In truth, the controversy over use of the filibuster doesn’t relate to poor procedural rules, or malfeasance on the part of one particular party or the other; it relates to the fact that we have two components to our society and each views the other as an existential threat. When filibusters are invoked today, the two parties are not arguing over the most effective features of a proposed law, they are arguing that their way of life is being put at risk.
Recall that the Founders thought it important to require a supermajority for ratification of a treaty. Treaties are difficult to negotiate because they often involve two nations that have little trust in each other, and the issues can be momentous—even existential. An analogy between contending nations and contending political parties becomes compelling when we consider how diametrically opposed the Republican and Democratic parties are on just about every issue. Whether one wants to describe the situation as liberal versus conservative, North versus South, rural versus urban, religious versus sectarian, libertarian versus communitarian—aspects of all are involved—we are, in fact, two nations trying to live together as one.
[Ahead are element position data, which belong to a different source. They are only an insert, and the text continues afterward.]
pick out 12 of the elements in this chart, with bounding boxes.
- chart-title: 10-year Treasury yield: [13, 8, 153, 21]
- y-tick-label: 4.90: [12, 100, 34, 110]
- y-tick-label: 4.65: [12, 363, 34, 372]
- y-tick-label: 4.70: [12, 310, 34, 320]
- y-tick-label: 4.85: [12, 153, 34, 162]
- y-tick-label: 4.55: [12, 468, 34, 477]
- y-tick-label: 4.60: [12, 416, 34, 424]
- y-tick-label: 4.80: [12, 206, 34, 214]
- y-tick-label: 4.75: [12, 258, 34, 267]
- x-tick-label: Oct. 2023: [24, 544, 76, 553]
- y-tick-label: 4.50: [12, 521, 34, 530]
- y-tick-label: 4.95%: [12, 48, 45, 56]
One should recall that the United States was created as two nations: slave and non-slave. We have yet to fully overcome that initial division. Conflict flared up and led to the Civil War. It flared up again and resulted in the tumultuous and violent civil rights struggles in the middle of the twentieth century. It seems we have one more conflict to endure. One can draw a straight line across time from the economic and political philosophy espoused by the slave-state South to that of the Southern core of the Republican Party today.
We must decide whether we are a nation of individuals who function better when acting in concert, or we are a nation of individuals who need collaborate only when absolutely necessary. Until we reach an overwhelming consensus on that issue we might as well keep the filibuster rule in place. Perhaps the continuing dysfunction will force our citizens to finally come to a definitive conclusion.